PulseAugur
实时 22:17:30

新的视觉语言模型提升自动驾驶效率和空间推理能力

研究人员正在为自动驾驶开发先进的视觉语言模型(VLMs),重点是提高效率和空间推理能力。Fast-dDrive 等新方法旨在平衡高保真轨迹规划与更快的推理速度,在关键基准测试中表现优于现有模型。其他方法,如 SpaceDrive,通过将 3D 坐标视为位置编码而非文本标记来显式注入空间意识,从而提高规划精度。此外,还引入了一个名为 DriveSpatial 的新基准来评估自动驾驶中 VLMs 的时空智能,揭示了当前模型与人类在复杂场景构建方面的表现存在显著差距。 AI

影响 自动驾驶领域 VLMs 的进步有望带来更高效、更具空间意识的系统,尽管当前模型在复杂推理方面仍落后于人类表现。

排序理由 多篇研究论文介绍了用于自动驾驶 VLMs 的新模型、基准和技术。

在 arXiv cs.CL 阅读 →

AI 生成摘要 · Google Gemini · 来自 5 个来源。 我们如何撰写摘要 →

报道来源 [5]

  1. arXiv cs.CL TIER_1 English(EN) · Kewei Zhang, Jin Wang, Sensen Gao, Chengyue Wu, Yulong Cao, Songyang Han, Boris Ivanovic, Langechuan Liu, Marco Pavone, Song Han, Daquan Zhou, Enze Xie ·

    Fast-dDrive: Efficient Block-Diffusion VLM for Autonomous Driving

    arXiv:2605.23163v1 Announce Type: new Abstract: End-to-end autonomous driving via Vision-Language-Action (VLA) models demands a precarious balance between high-fidelity trajectory planning and efficient inference.
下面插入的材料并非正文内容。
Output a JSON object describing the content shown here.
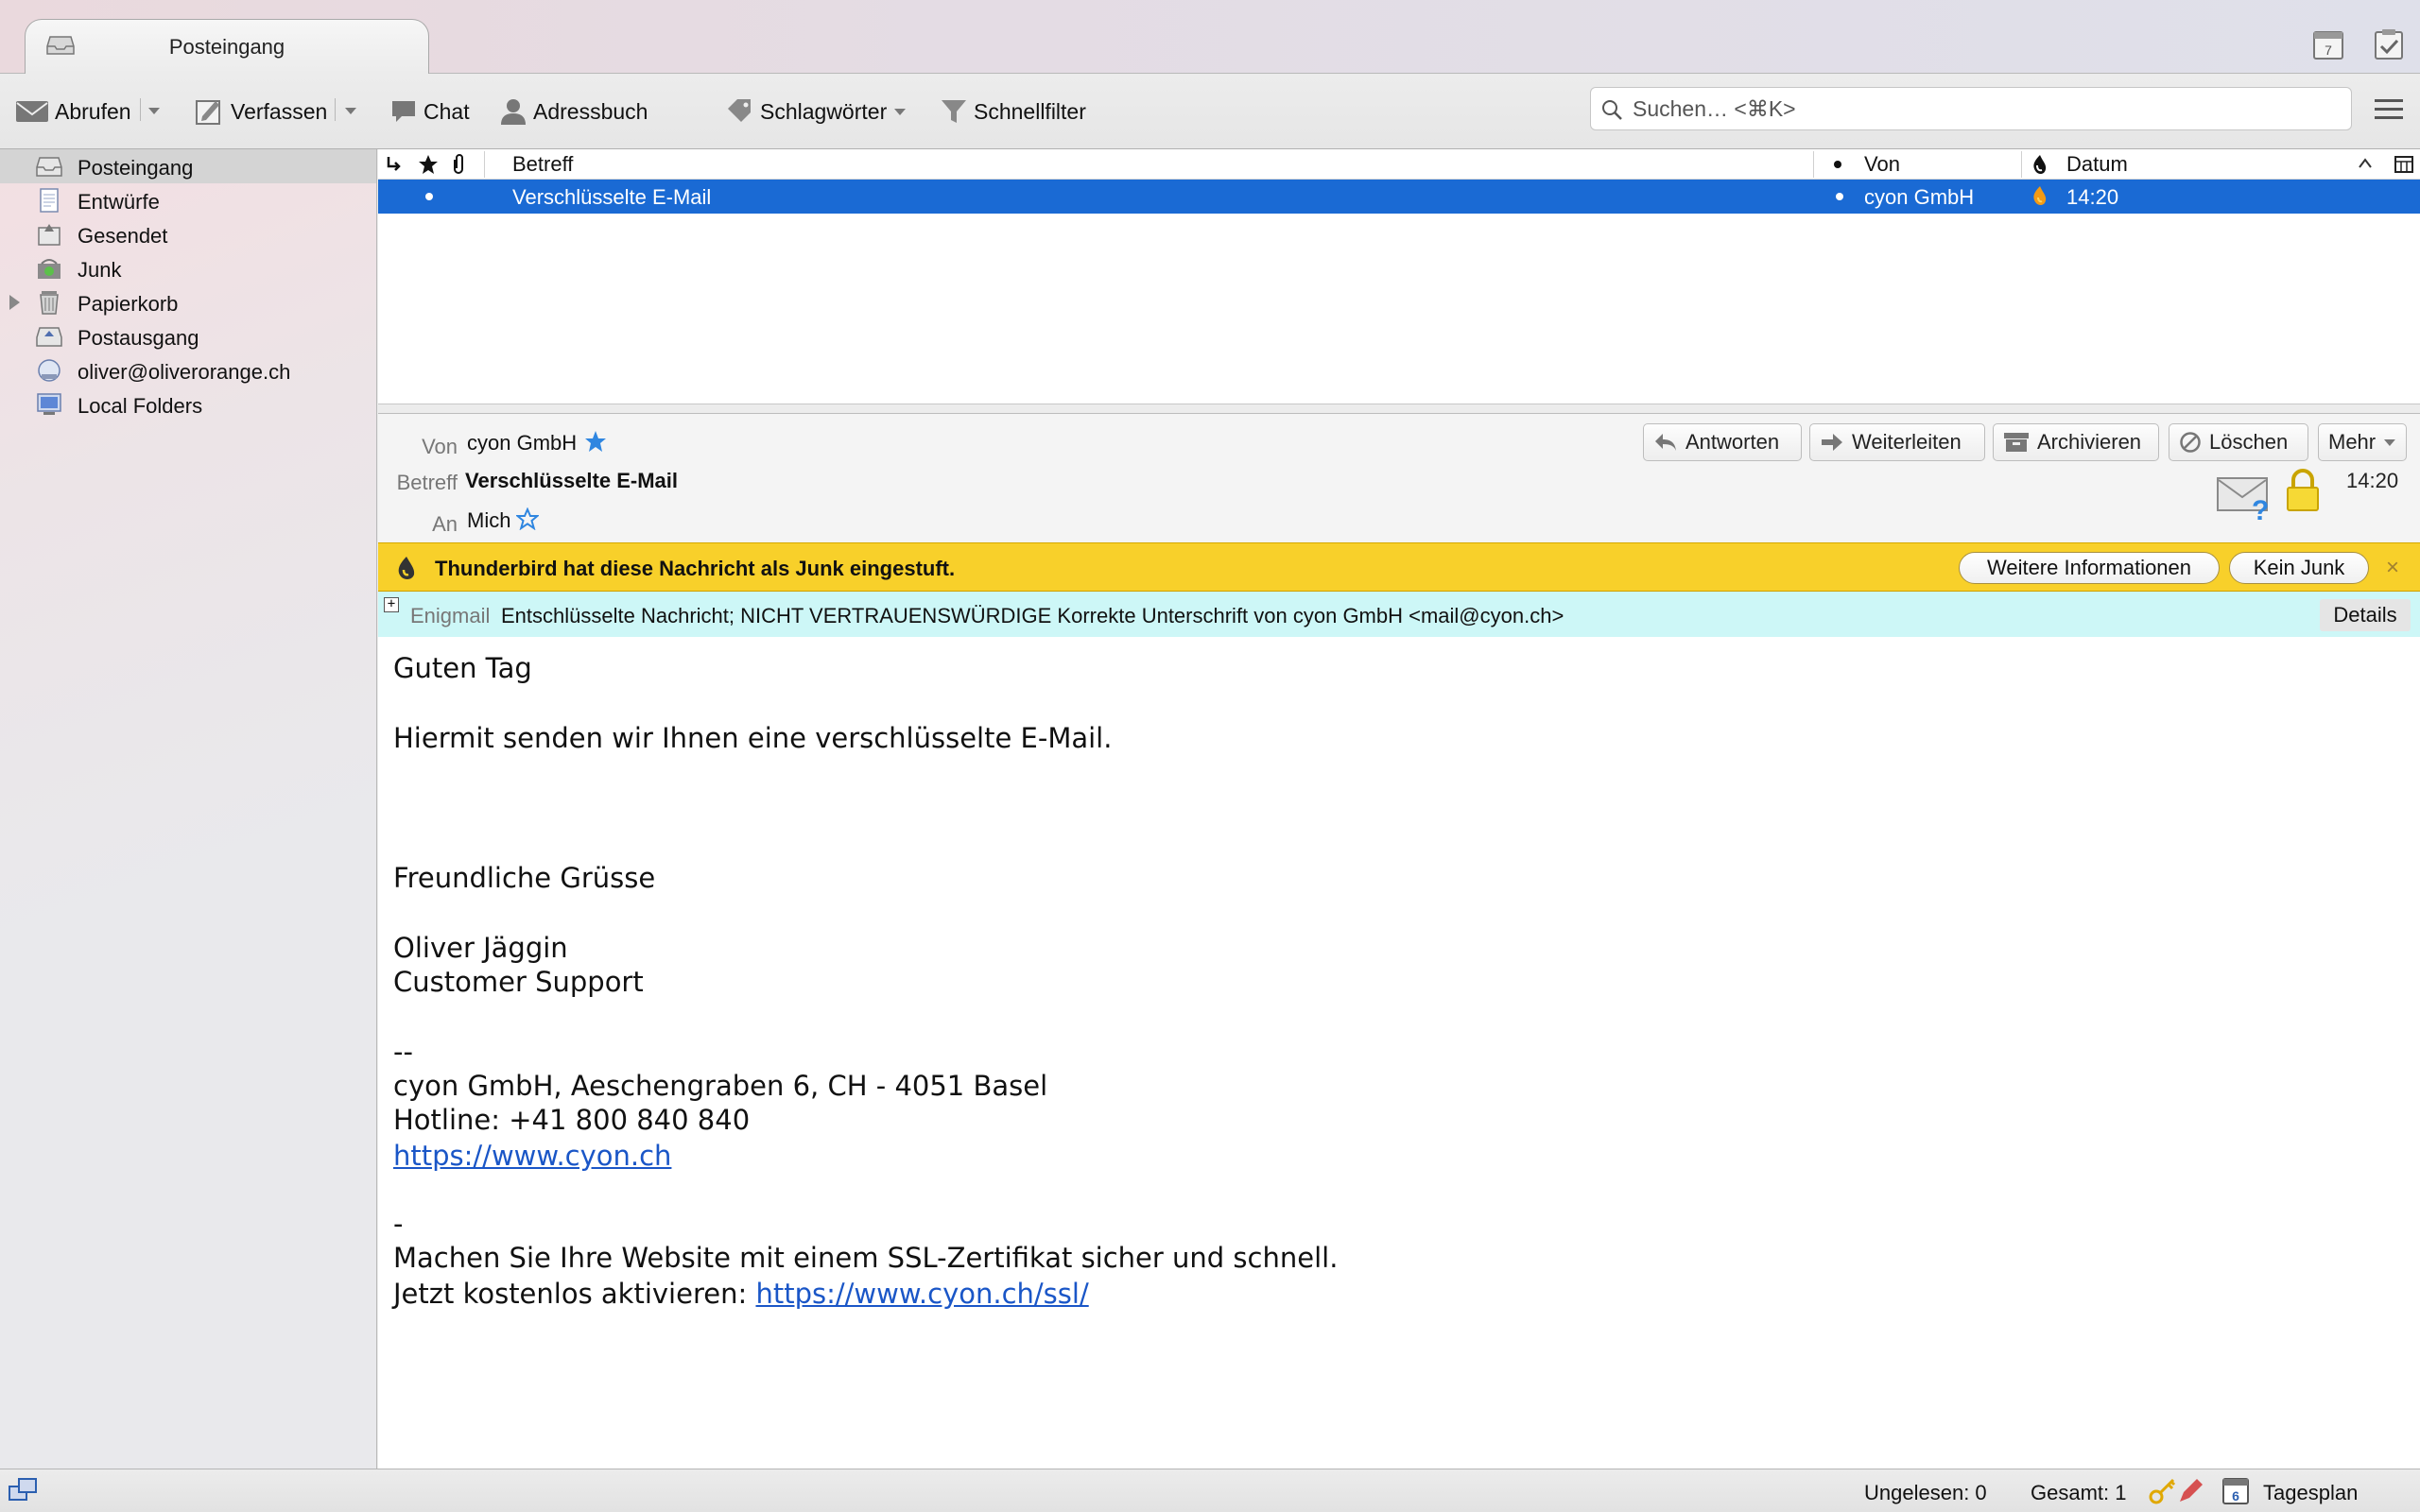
{
  "tab": {
    "title": "Posteingang"
  },
  "toolbar": {
    "get_mail": "Abrufen",
    "write": "Verfassen",
    "chat": "Chat",
    "address_book": "Adressbuch",
    "tags": "Schlagwörter",
    "quick_filter": "Schnellfilter",
    "search_placeholder": "Suchen… <⌘K>"
  },
  "folders": [
    {
      "label": "Posteingang",
      "icon": "inbox-icon",
      "selected": true
    },
    {
      "label": "Entwürfe",
      "icon": "drafts-icon"
    },
    {
      "label": "Gesendet",
      "icon": "sent-icon"
    },
    {
      "label": "Junk",
      "icon": "junk-icon"
    },
    {
      "label": "Papierkorb",
      "icon": "trash-icon",
      "expandable": true
    },
    {
      "label": "Postausgang",
      "icon": "outbox-icon"
    },
    {
      "label": "oliver@oliverorange.ch",
      "icon": "account-icon"
    },
    {
      "label": "Local Folders",
      "icon": "local-folders-icon"
    }
  ],
  "thread_columns": {
    "subject": "Betreff",
    "from": "Von",
    "date": "Datum"
  },
  "messages": [
    {
      "subject": "Verschlüsselte E-Mail",
      "from": "cyon GmbH",
      "date": "14:20",
      "junk": true,
      "selected": true
    }
  ],
  "header": {
    "from_label": "Von",
    "from_value": "cyon GmbH",
    "subject_label": "Betreff",
    "subject_value": "Verschlüsselte E-Mail",
    "to_label": "An",
    "to_value": "Mich",
    "time": "14:20",
    "actions": {
      "reply": "Antworten",
      "forward": "Weiterleiten",
      "archive": "Archivieren",
      "delete": "Löschen",
      "more": "Mehr"
    }
  },
  "junk_bar": {
    "text": "Thunderbird hat diese Nachricht als Junk eingestuft.",
    "more_info": "Weitere Informationen",
    "not_junk": "Kein Junk",
    "close": "×"
  },
  "enigmail": {
    "label": "Enigmail",
    "text": "Entschlüsselte Nachricht; NICHT VERTRAUENSWÜRDIGE Korrekte Unterschrift von cyon GmbH <mail@cyon.ch>",
    "details": "Details"
  },
  "body": {
    "greeting": "Guten Tag",
    "line1": "Hiermit senden wir Ihnen eine verschlüsselte E-Mail.",
    "closing": "Freundliche Grüsse",
    "name": "Oliver Jäggin",
    "role": "Customer Support",
    "sig_sep": "--",
    "address": "cyon GmbH, Aeschengraben 6, CH - 4051 Basel",
    "hotline": "Hotline: +41 800 840 840",
    "website": "https://www.cyon.ch",
    "sep2": "-",
    "promo": "Machen Sie Ihre Website mit einem SSL-Zertifikat sicher und schnell.",
    "promo2_prefix": "Jetzt kostenlos aktivieren: ",
    "promo2_link": "https://www.cyon.ch/ssl/"
  },
  "status": {
    "unread": "Ungelesen: 0",
    "total": "Gesamt: 1",
    "day_plan": "Tagesplan",
    "calendar_day": "6"
  },
  "calendar_icon_day": "7",
  "colors": {
    "selection": "#1a6ad4",
    "junk_bar": "#f8d02a",
    "enigmail_bar": "#cdf7f7",
    "link": "#1a56c7"
  }
}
Existing paradigms typically fall short: autoregressive (AR) VLAs …

  2. arXiv cs.CL TIER_1 English(EN) · Enze Xie ·

    Fast-dDrive: Efficient Block-Diffusion VLM for Autonomous Driving

    End-to-end autonomous driving via Vision-Language-Action (VLA) models demands a precarious balance between high-fidelity trajectory planning and efficient inference. Existing paradigms typically fall short: autoregressive (AR) VLAs are memory-bandwidth-bound on edge hardware and …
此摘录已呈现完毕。